La question des violations graves des droits de l'homme a été
particulièrement importante dans les discussions concernant
la création d'un Conseil des droits de l'homme et son rôle
pour traiter de ces questions. " La communauté internationale
est à la croisée de chemins, soit elle accepte les
conditions actuelles, soit elle inaugure une nouvelle ère
dans l'application des droits de l'homme ", a déclaré
le représentant de l'Iran. Le document final du Sommet mondial
a ouvert la voie à la création d'un conseil pour remplacer
la Commission des droits de l'homme actuelle si souvent critiquée,
tout en laissant dans le vague de nombreux détails sur la
forme que prendra ce nouveau conseil. En réponse, la Commission
a organisé un débat interactif informel sur les défis
de la mise en uvre des instruments relatifs aux droits de
l'homme. " C'était une occasion d'échanger nos
points de vue sur le concept d'un nouveau conseil des droits de
l'homme ", a indiqué le Président de la Commission.
" La Commission des droits de l'homme a été critiquée
comme étant politisée, sélective, pratiquant
une politique de deux poids et deux mesures.

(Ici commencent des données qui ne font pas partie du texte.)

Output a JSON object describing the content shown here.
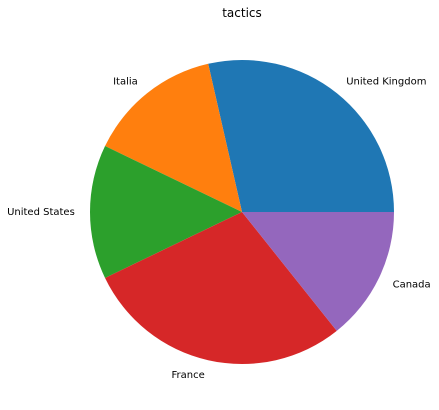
{
  "chart_data": {
    "type": "pie",
    "title": "tactics",
    "categories": [
      "United Kingdom",
      "Italia",
      "United States",
      "France",
      "Canada"
    ],
    "values": [
      30,
      15,
      15,
      30,
      15
    ],
    "colors": [
      "#1f77b4",
      "#ff7f0e",
      "#2ca02c",
      "#d62728",
      "#9467bd"
    ],
    "start_angle_deg": 0,
    "direction": "counterclockwise"
  }
}
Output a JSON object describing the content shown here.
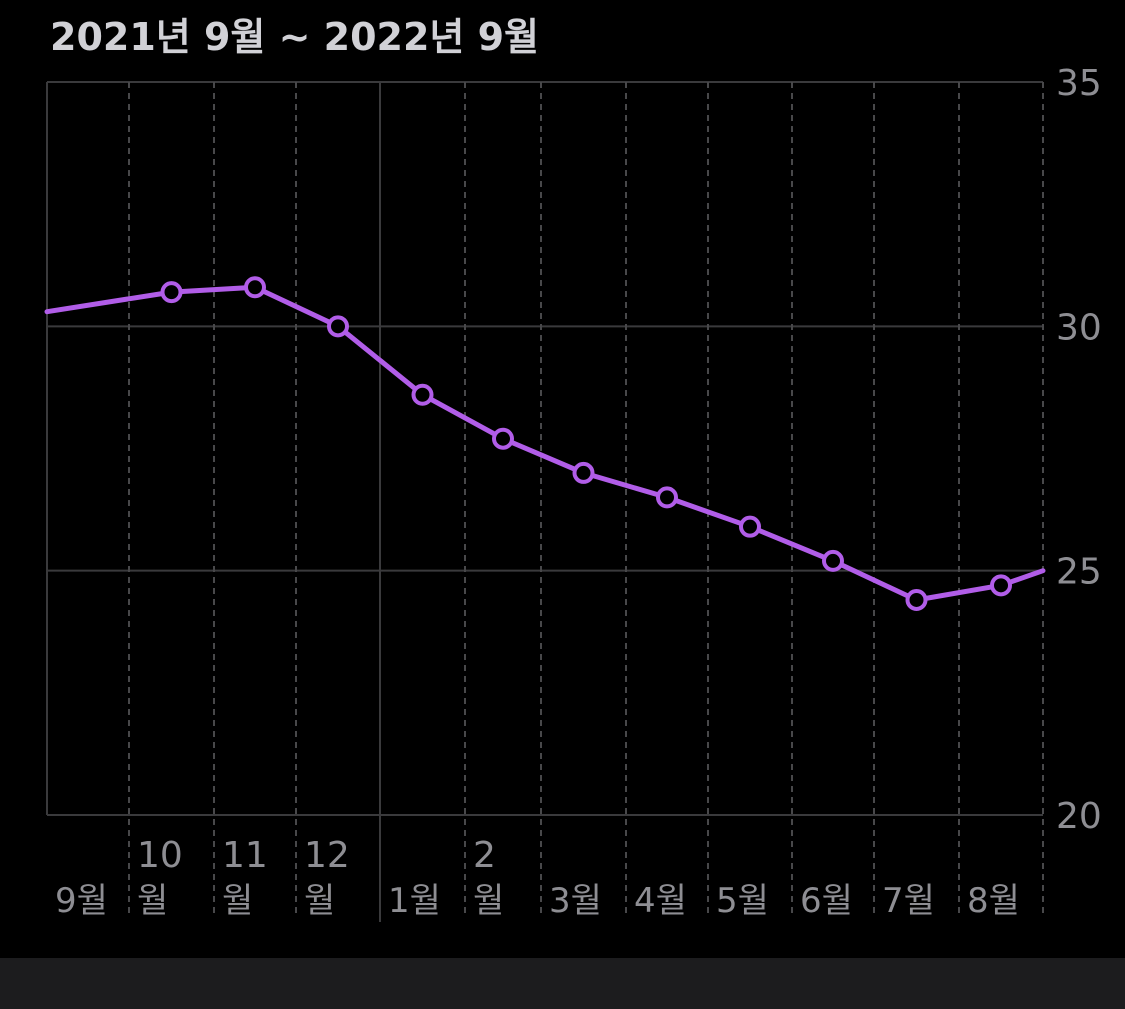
{
  "header": {
    "date_range": "2021년 9월 ~ 2022년 9월"
  },
  "colors": {
    "background": "#000000",
    "line": "#b15de8",
    "marker_fill": "#000000",
    "grid_solid": "#3a3a3c",
    "grid_dashed": "#48484a",
    "axis_text": "#8e8e93",
    "title": "#d1d1d6",
    "bottom_bar": "#1c1c1e"
  },
  "chart_data": {
    "type": "line",
    "title": "2021년 9월 ~ 2022년 9월",
    "xlabel": "",
    "ylabel": "",
    "ylim": [
      20,
      35
    ],
    "yticks": [
      20,
      25,
      30,
      35
    ],
    "y_axis_side": "right",
    "grid": true,
    "x_axis": {
      "min": 0,
      "max": 12,
      "month_labels": [
        {
          "pos": 0,
          "top": "",
          "bottom": "9월"
        },
        {
          "pos": 1,
          "top": "10",
          "bottom": "월"
        },
        {
          "pos": 2,
          "top": "11",
          "bottom": "월"
        },
        {
          "pos": 3,
          "top": "12",
          "bottom": "월"
        },
        {
          "pos": 4,
          "top": "",
          "bottom": "1월"
        },
        {
          "pos": 5,
          "top": "2",
          "bottom": "월"
        },
        {
          "pos": 6,
          "top": "",
          "bottom": "3월"
        },
        {
          "pos": 7,
          "top": "",
          "bottom": "4월"
        },
        {
          "pos": 8,
          "top": "",
          "bottom": "5월"
        },
        {
          "pos": 9,
          "top": "",
          "bottom": "6월"
        },
        {
          "pos": 10,
          "top": "",
          "bottom": "7월"
        },
        {
          "pos": 11,
          "top": "",
          "bottom": "8월"
        }
      ]
    },
    "series": [
      {
        "points": [
          {
            "x": 1.5,
            "y": 30.7
          },
          {
            "x": 2.5,
            "y": 30.8
          },
          {
            "x": 3.5,
            "y": 30.0
          },
          {
            "x": 4.5,
            "y": 28.6
          },
          {
            "x": 5.5,
            "y": 27.7
          },
          {
            "x": 6.5,
            "y": 27.0
          },
          {
            "x": 7.5,
            "y": 26.5
          },
          {
            "x": 8.5,
            "y": 25.9
          },
          {
            "x": 9.5,
            "y": 25.2
          },
          {
            "x": 10.5,
            "y": 24.4
          },
          {
            "x": 11.5,
            "y": 24.7
          }
        ],
        "line_start": {
          "x": 0,
          "y": 30.3
        },
        "line_end": {
          "x": 12,
          "y": 25.0
        }
      }
    ]
  }
}
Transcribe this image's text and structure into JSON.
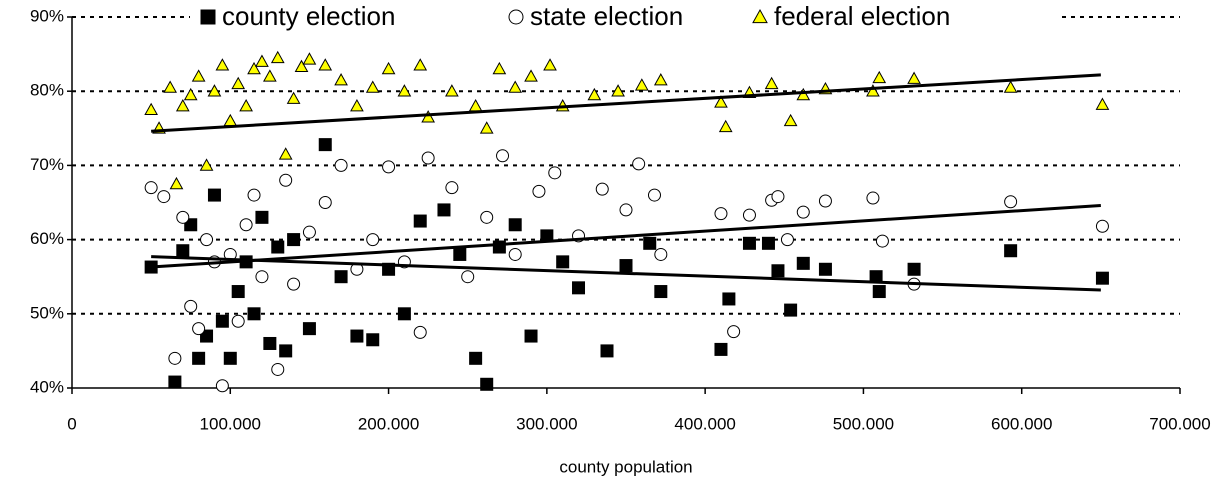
{
  "chart_data": {
    "type": "scatter",
    "x_label": "county population",
    "xlim": [
      0,
      700000
    ],
    "xticks": [
      0,
      {
        "value": 100000,
        "label": "100.000"
      },
      {
        "value": 200000,
        "label": "200.000"
      },
      {
        "value": 300000,
        "label": "300.000"
      },
      {
        "value": 400000,
        "label": "400.000"
      },
      {
        "value": 500000,
        "label": "500.000"
      },
      {
        "value": 600000,
        "label": "600.000"
      },
      {
        "value": 700000,
        "label": "700.000"
      }
    ],
    "ylim": [
      40,
      90
    ],
    "yticks": [
      {
        "value": 40,
        "label": "40%"
      },
      {
        "value": 50,
        "label": "50%"
      },
      {
        "value": 60,
        "label": "60%"
      },
      {
        "value": 70,
        "label": "70%"
      },
      {
        "value": 80,
        "label": "80%"
      },
      {
        "value": 90,
        "label": "90%"
      }
    ],
    "grid": true,
    "legend": "top",
    "series": [
      {
        "name": "county election",
        "color": "#000000",
        "marker": "square",
        "x": [
          50000,
          65000,
          70000,
          75000,
          80000,
          85000,
          90000,
          95000,
          100000,
          105000,
          110000,
          115000,
          120000,
          125000,
          130000,
          135000,
          140000,
          150000,
          160000,
          170000,
          180000,
          190000,
          200000,
          210000,
          220000,
          235000,
          245000,
          255000,
          262000,
          270000,
          280000,
          290000,
          300000,
          310000,
          320000,
          338000,
          350000,
          365000,
          372000,
          410000,
          415000,
          428000,
          440000,
          446000,
          454000,
          462000,
          476000,
          508000,
          510000,
          532000,
          593000,
          651000
        ],
        "values": [
          56.3,
          40.8,
          58.5,
          62,
          44,
          47,
          66,
          49,
          44,
          53,
          57,
          50,
          63,
          46,
          59,
          45,
          60,
          48,
          72.8,
          55,
          47,
          46.5,
          56,
          50,
          62.5,
          64,
          58,
          44,
          40.5,
          59,
          62,
          47,
          60.5,
          57,
          53.5,
          45,
          56.5,
          59.5,
          53,
          45.2,
          52,
          59.5,
          59.5,
          55.8,
          50.5,
          56.8,
          56,
          55,
          53,
          56,
          58.5,
          54.8
        ],
        "trendline": {
          "x": [
            50000,
            650000
          ],
          "values": [
            57.7,
            53.2
          ]
        }
      },
      {
        "name": "state election",
        "color": "#ffffff",
        "marker": "circle",
        "x": [
          50000,
          58000,
          65000,
          70000,
          75000,
          80000,
          85000,
          90000,
          95000,
          100000,
          105000,
          110000,
          115000,
          120000,
          130000,
          135000,
          140000,
          150000,
          160000,
          170000,
          180000,
          190000,
          200000,
          210000,
          220000,
          225000,
          240000,
          250000,
          262000,
          272000,
          280000,
          295000,
          305000,
          320000,
          335000,
          350000,
          358000,
          368000,
          372000,
          410000,
          418000,
          428000,
          442000,
          446000,
          452000,
          462000,
          476000,
          506000,
          512000,
          532000,
          593000,
          651000
        ],
        "values": [
          67,
          65.8,
          44,
          63,
          51,
          48,
          60,
          57,
          40.3,
          58,
          49,
          62,
          66,
          55,
          42.5,
          68,
          54,
          61,
          65,
          70,
          56,
          60,
          69.8,
          57,
          47.5,
          71,
          67,
          55,
          63,
          71.3,
          58,
          66.5,
          69,
          60.5,
          66.8,
          64,
          70.2,
          66,
          58,
          63.5,
          47.6,
          63.3,
          65.3,
          65.8,
          60,
          63.7,
          65.2,
          65.6,
          59.8,
          54,
          65.1,
          61.8
        ],
        "trendline": {
          "x": [
            50000,
            650000
          ],
          "values": [
            56.3,
            64.6
          ]
        }
      },
      {
        "name": "federal election",
        "color": "#ffff00",
        "marker": "triangle",
        "x": [
          50000,
          55000,
          62000,
          66000,
          70000,
          75000,
          80000,
          85000,
          90000,
          95000,
          100000,
          105000,
          110000,
          115000,
          120000,
          125000,
          130000,
          135000,
          140000,
          145000,
          150000,
          160000,
          170000,
          180000,
          190000,
          200000,
          210000,
          220000,
          225000,
          240000,
          255000,
          262000,
          270000,
          280000,
          290000,
          302000,
          310000,
          330000,
          345000,
          360000,
          372000,
          410000,
          413000,
          428000,
          442000,
          454000,
          462000,
          476000,
          506000,
          510000,
          532000,
          593000,
          651000
        ],
        "values": [
          77.5,
          75,
          80.5,
          67.5,
          78,
          79.5,
          82,
          70,
          80,
          83.5,
          76,
          81,
          78,
          83,
          84,
          82,
          84.5,
          71.5,
          79,
          83.3,
          84.3,
          83.5,
          81.5,
          78,
          80.5,
          83,
          80,
          83.5,
          76.5,
          80,
          78,
          75,
          83,
          80.5,
          82,
          83.5,
          78,
          79.5,
          80,
          80.8,
          81.5,
          78.5,
          75.2,
          79.8,
          81,
          76,
          79.5,
          80.3,
          80,
          81.8,
          81.7,
          80.5,
          78.2
        ],
        "trendline": {
          "x": [
            50000,
            650000
          ],
          "values": [
            74.6,
            82.2
          ]
        }
      }
    ]
  }
}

Cette question continue
donc de susciter de vives réactions ", a-t-il ajouté.
" Il était intéressant de voir comment divers
pays ont expliqué leurs raisons. Le plus grand défi
a donc été de savoir comment traiter les résolutions
spécifiques à un pays en matière de droits
de l'homme. "
Toutefois, ce ne fut pas le seul sujet de discorde. Une texte sur
la " Lutte contre la diffamation des religions ", qui
avait été adopté par la Commission des droits
de l'homme, a demandé que l'Assemblée générale
se déclare profondément préoccupée par
les images stéréotypées négatives des
religions et par les manifestations d'intolérance et de discrimination
associées ainsi que par les campagnes de diffamation religieuse
qui ont associé l'islam aux violations des droits de l'homme
et au terrorisme après les attentats du 11 septembre. La
référence explicite à l'islam concernait de
nombreux États Membres. Le représentant de l'Inde
a déclaré que même s'il condamnait toute tentative
d'associer l'islam au terrorisme et à la violence et s'élevait
contre les stéréotypes associés aux religions,
il était concerné par le fait que le texte ne mentionne
qu'une seule religion alors, qu'en fait, toutes les religions connaissent
le même problème. Après que la résolution
a été adoptée par 88 voix pour, 53 voix contre
et 33 abstentions, nombre de délégations ont exprimé
l'espoir que les prochains textes sur une question aussi importante
incluront toutes les religions et seront adoptés par consensus.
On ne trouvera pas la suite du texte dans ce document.